Evolution and functional diversification of yeast sugar transporters.

While simple sugars such as monosaccharides and disaccharide are the typical carbon source for most yeasts, whether a species can grow on a particular sugar is generally a consequence of presence or absence of a suitable transporter to enable its uptake. The most common transporters that mediate sugar import in yeasts belong to the major facilitator superfamily (MFS). Some of these, for example the Saccharomyces cerevisiae Hxt proteins have been extensively studied, but detailed information on many others is sparce. In part, this is because there are many lineages of MFS transporters that are either absent from, or poorly represented in, the model S. cerevisiae, which actually has quite a restricted substrate range. It is important to address this knowledge gap to gain better understanding of the evolution of yeasts and to take advantage of sugar transporters to exploit or engineer yeasts for biotechnological applications. This article examines the full repertoire of MFS proteins in representative budding yeasts (Saccharomycotina). A comprehensive analysis of 139 putative sugar transporters retrieved from 10 complete genomes sheds new light on the diversity and evolution of this family. Using the phylogenetic lens, it is apparent that proteins have often been misassigned putative functions and this can now be corrected. It is also often seen that patterns of expansion of particular genes reflects the differential importance of transport of specific sugars (and related molecules) in different yeasts, and this knowledge also provides an improved resource for the selection or design of tailored transporters.

Identification of novel pentose transporters in Kluyveromyces marxianus using a new screening platform.

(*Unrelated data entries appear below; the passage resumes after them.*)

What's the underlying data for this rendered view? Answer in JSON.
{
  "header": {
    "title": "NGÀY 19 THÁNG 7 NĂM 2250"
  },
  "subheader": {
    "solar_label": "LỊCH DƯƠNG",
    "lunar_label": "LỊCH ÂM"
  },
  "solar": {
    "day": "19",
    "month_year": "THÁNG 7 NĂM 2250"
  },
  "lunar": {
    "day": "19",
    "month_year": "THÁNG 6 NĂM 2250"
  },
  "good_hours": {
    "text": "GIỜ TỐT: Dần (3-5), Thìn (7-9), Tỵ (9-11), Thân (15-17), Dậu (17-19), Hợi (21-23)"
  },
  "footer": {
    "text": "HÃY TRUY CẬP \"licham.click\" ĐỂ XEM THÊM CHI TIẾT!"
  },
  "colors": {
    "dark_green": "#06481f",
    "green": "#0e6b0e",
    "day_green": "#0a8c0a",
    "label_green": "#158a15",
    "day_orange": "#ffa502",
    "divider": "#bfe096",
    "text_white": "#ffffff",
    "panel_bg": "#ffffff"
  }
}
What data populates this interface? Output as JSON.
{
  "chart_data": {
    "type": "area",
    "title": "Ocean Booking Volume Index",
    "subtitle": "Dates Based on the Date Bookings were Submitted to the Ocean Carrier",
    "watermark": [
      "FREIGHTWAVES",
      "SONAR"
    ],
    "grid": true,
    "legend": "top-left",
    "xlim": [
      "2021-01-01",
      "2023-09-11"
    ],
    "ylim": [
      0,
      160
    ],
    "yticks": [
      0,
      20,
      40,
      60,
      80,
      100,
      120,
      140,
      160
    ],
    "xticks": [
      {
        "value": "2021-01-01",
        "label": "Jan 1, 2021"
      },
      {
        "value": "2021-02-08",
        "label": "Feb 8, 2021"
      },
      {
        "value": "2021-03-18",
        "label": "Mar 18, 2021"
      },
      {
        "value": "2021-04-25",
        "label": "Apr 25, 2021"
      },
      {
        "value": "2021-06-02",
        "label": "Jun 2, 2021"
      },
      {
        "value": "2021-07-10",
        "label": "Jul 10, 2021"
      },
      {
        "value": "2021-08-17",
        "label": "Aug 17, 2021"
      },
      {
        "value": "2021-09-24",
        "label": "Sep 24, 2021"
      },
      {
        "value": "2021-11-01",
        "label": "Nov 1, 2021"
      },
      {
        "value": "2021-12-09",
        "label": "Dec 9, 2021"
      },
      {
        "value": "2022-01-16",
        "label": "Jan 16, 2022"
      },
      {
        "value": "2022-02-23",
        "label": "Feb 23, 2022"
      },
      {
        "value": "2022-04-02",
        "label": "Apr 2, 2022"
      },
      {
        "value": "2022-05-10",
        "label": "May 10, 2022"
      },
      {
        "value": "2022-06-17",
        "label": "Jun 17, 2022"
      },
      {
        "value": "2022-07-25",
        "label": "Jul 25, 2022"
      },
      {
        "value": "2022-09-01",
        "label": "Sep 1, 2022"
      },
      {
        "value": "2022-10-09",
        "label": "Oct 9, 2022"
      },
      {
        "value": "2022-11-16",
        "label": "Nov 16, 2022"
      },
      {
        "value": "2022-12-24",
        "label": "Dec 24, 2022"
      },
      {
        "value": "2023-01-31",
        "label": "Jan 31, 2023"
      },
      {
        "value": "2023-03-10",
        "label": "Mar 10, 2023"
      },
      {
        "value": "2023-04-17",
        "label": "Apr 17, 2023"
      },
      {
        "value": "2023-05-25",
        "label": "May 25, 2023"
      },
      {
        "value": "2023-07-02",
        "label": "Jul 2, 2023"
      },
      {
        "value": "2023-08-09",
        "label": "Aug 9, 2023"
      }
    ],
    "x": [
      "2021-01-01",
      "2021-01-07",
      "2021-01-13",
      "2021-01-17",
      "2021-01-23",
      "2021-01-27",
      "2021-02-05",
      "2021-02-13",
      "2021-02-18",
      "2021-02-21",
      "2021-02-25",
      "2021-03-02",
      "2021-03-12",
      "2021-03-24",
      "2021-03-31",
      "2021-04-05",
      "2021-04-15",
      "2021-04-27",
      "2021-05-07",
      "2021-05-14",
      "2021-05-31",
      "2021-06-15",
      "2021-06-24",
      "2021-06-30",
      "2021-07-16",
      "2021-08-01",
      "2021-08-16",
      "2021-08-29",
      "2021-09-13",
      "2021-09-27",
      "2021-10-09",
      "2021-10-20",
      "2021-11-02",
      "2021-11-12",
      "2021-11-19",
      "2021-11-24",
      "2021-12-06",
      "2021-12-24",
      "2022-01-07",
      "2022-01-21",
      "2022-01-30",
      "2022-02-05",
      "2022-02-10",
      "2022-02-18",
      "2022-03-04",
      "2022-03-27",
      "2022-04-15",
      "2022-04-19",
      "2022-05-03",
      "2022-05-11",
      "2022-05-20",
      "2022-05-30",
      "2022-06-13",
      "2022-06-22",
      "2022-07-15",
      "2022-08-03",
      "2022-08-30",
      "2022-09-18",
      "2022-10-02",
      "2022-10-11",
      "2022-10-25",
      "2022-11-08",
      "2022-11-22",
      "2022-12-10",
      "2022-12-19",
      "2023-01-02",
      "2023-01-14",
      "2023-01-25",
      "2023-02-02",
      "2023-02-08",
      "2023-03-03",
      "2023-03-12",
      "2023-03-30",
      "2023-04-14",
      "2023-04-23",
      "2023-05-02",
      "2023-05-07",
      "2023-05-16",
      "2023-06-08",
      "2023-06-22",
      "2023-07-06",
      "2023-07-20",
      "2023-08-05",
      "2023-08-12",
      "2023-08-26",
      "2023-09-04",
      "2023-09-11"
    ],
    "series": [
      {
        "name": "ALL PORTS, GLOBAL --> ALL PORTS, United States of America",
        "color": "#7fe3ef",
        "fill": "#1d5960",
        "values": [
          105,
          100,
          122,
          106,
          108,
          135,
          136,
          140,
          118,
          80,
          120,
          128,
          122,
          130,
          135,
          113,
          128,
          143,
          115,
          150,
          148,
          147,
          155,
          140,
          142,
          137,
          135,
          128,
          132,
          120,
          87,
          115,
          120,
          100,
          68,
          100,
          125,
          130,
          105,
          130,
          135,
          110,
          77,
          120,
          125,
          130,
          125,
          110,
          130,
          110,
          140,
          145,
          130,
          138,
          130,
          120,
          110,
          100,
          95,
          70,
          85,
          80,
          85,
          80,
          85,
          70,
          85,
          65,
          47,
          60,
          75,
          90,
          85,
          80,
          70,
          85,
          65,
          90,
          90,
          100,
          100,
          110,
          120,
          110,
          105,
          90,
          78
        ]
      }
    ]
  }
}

The capacity of yeasts to assimilate xylose or arabinose is strongly dependent on plasma membrane transport proteins. Because pentoses comprise a substantial proportion of available sugars in lignocellulosic hydrolysates, their utilisation is centrally important for the development of second generation biorefineries. Relatively few native pentose transporters have been studied and there is intense interest in expanding the repertoire. To aid the identification of novel transporters, we developed a screening platform in the native pentose-utilising yeast Kluyveromyces marxianus. This involved the targeted deletion of twelve transporters of the major facilitator superfamily (MFS) and application of a synthetic biology pipeline for rapid testing of candidate pentose transporters. Using this K. marxianus ΔPT platform, we identified several K. marxianus putative xylose or arabinose transporter proteins that recovered a null strain's ability to growth on these pentoses. Four proteins of the HGT-family were able to support growth in media with high or low concentrations of either xylose or arabinose, while six HXT-like proteins displayed growth only at high xylose concentrations, indicating solely low affinity transport activity. The study offers new insights into the evolution of sugar transporters in yeast and expands the set of native pentose transporters for future functional and biotechnological studies.

Hexose transport in Torulaspora delbrueckii: identification of Igt1, a new dual-affinity transporter.

Torulaspora delbrueckii is a yeast species receiving increasing attention from the biotechnology industry, with particular relevance in the wine, beer and baking sectors. However, little is known about its sugar transporters and sugar transport capacity, frequently a rate-limiting step of sugar metabolism and efficient fermentation. Actually, only one glucose transporter, Lgt1, has been characterized so far. Here we report the identification and characterization of a second glucose transporter gene, IGT1, located in a cluster, upstream of LGT1 and downstream of two other putative hexose transporters. Functional characterization of IGT1 in a Saccharomyces cerevisiae hxt-null strain revealed that it encodes a transporter able to mediate uptake of glucose, fructose and mannose and established that its affinity, as measured by Km, could be modulated by glucose concentration in the medium. In fact, IGT1-transformed S. cerevisiae hxt-null cells, grown in 0.1% glucose displayed biphasic glucose uptake kinetics with an intermediate- (Km = 6.5 ± 2.0 mM) and a high-affinity (Km = 0.10 ± 0.01 mM) component, whereas cells grown in 2% glucose displayed monophasic kinetics with an intermediate-affinity (Km of 11.5 ± 1.5 mM). This work contributes to a better characterization of glucose transport in T. delbrueckii, with relevant implications for its exploitation in the food industry.